En mémoire, me reviennent aussi cette folle équipe du GEAN - Groupe Excellence d’Alpinisme National de la FFCAM , ces jolies longueurs de granit fissurées sous la neige, ces hauts sommets du Pamir et cette épique fin de soirée avec des flingues braqués devant notre nez !
Un peu de lecture de cet épisode Kirghiz qui date déjà un peu par ici :
https://laraamoros.blogspot.com/2014/10/expe-pamir-episode-1-visa-pour-laventure.html?m=1
Là pour la grimpette :
https://laraamoros.blogspot.com/2014/10/expe-pamir-mission-tour-russe-episode-2.html?m=1
Et aussi ici pour la fiesta et l'after au poste :
https://laraamoros.blogspot.com/2014/11/expe-pamir-tout-est-bien-qui-fini-bien.html?m=1
Là-bas au loin, des peupliers qui dansent dans le vent.
Oasis de verdure, oasis de vie dans ce désert de pierres, de terre et sable.
L'eau.
Elle jaillit du captage de la source puis et acheminée par des béals pour enfin être répartie ici et là dans chaque champs. Donner l'eau et donc la vie à chaque lopin de terre, à chaque graine plantée est une préoccupation quotidienne. Une pelle sur l'épaule pour seul outil, de petits bourrelets de terre humide et l'eau circule d'un canal à l'autre, d'une culture à sa voisine...
Sans eau courante dans les maisons, la fontaine du hameau est un lieu névralgique, point de rencontre, de partage, de vie. On y remplit ses seaux, on y lave ses patates, on y fait sa lessive, sa vaisselle, on y boit une gorgée en passant à proximité, on s'y retrouve pour discuter, on s'y amuse. Des fois même, on y observe, curieux, des voyageurs y remplir leurs gourdes ou s'y asperger.
Des murets en pierres sèches soutiennent ou délimitent les parcelles et des jardins parfois tout fleuris. Ils servent d'enclos à quelques animaux qui pâturent. Ici et là, des véhicules délabrés, souvent à l'état d'épaves dont on se demande par quels moyens ils sont arrivés jusqu'ici.
Des enfants qui jouent quand ils ne vaquent pas aux mêmes tâches que les adultes.

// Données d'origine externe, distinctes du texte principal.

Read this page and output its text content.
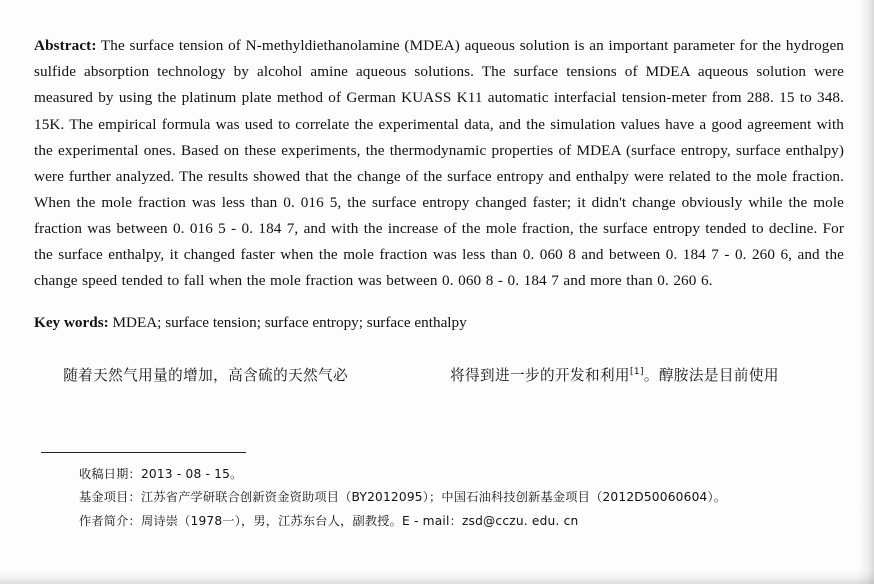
Abstract: The surface tension of N-methyldiethanolamine (MDEA) aqueous solution is an important parameter for the hydrogen sulfide absorption technology by alcohol amine aqueous solutions. The surface tensions of MDEA aqueous solution were measured by using the platinum plate method of German KUASS K11 automatic interfacial tension-meter from 288. 15 to 348. 15K. The empirical formula was used to correlate the experimental data, and the simulation values have a good agreement with the experimental ones. Based on these experiments, the thermodynamic properties of MDEA (surface entropy, surface enthalpy) were further analyzed. The results showed that the change of the surface entropy and enthalpy were related to the mole fraction. When the mole fraction was less than 0. 016 5, the surface entropy changed faster; it didn't change obviously while the mole fraction was between 0. 016 5 - 0. 184 7, and with the increase of the mole fraction, the surface entropy tended to decline. For the surface enthalpy, it changed faster when the mole fraction was less than 0. 060 8 and between 0. 184 7 - 0. 260 6, and the change speed tended to fall when the mole fraction was between 0. 060 8 - 0. 184 7 and more than 0. 260 6.

Key words: MDEA; surface tension; surface entropy; surface enthalpy

随着天然气用量的增加，高含硫的天然气必	将得到进一步的开发和利用[1]。醇胺法是目前使用
收稿日期：2013 - 08 - 15。
基金项目：江苏省产学研联合创新资金资助项目（BY2012095）；中国石油科技创新基金项目（2012D50060604）。
作者简介：周诗崇（1978一），男，江苏东台人，副教授。E - mail：zsd@cczu. edu. cn
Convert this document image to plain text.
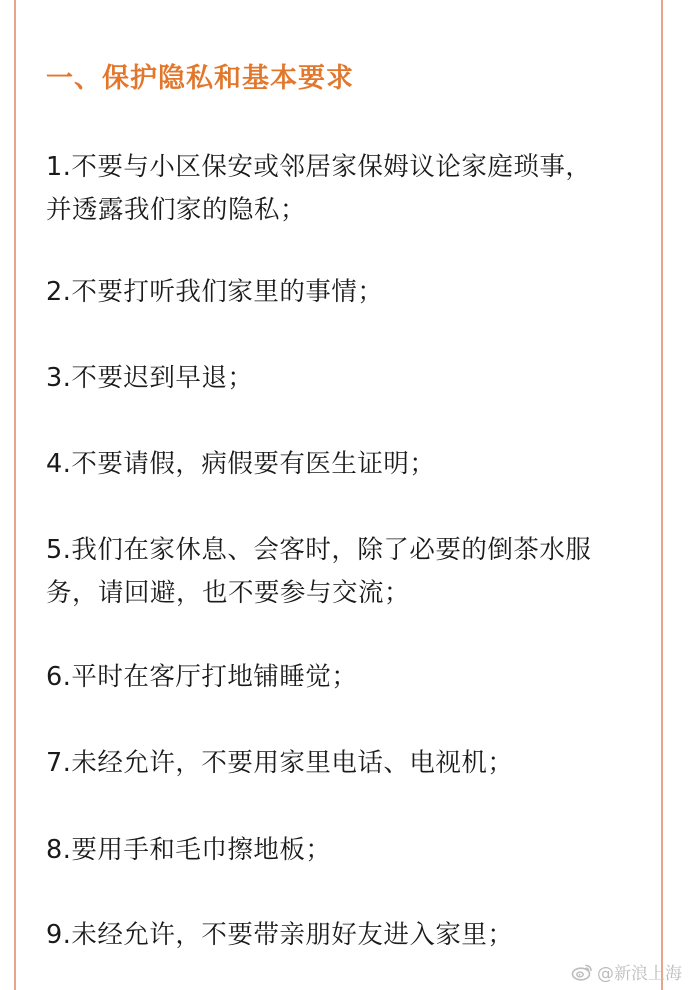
一、保护隐私和基本要求
1.不要与小区保安或邻居家保姆议论家庭琐事，
并透露我们家的隐私；
2.不要打听我们家里的事情；
3.不要迟到早退；
4.不要请假，病假要有医生证明；
5.我们在家休息、会客时，除了必要的倒茶水服
务，请回避，也不要参与交流；
6.平时在客厅打地铺睡觉；
7.未经允许，不要用家里电话、电视机；
8.要用手和毛巾擦地板；
9.未经允许，不要带亲朋好友进入家里；
@新浪上海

Des habitations basiques en terre sèche aux petites ouvertures et de formes rectangulaires. Sur leurs toits plats, du foin qui sèche ou les abricots de l'année, étalés sur des nattes, attendent que le soleil fasse son œuvre.
A l'ombre de la végétation, des plates-formes en bois ou en métal couvertes de matelas colorés et garnis de cousins fleuris offrent un repos mérité.
Parfois une petite boutique. Cela peut être l'épicerie au comptoir bien agencée où l'on trouve presque tout, excepté fruits, légumes, pain, viande et fromage ! Avec un peu de chance, un réfrigérateur en état de marche et une boisson allant de tiède tirant sur le chaud à bien fraîche.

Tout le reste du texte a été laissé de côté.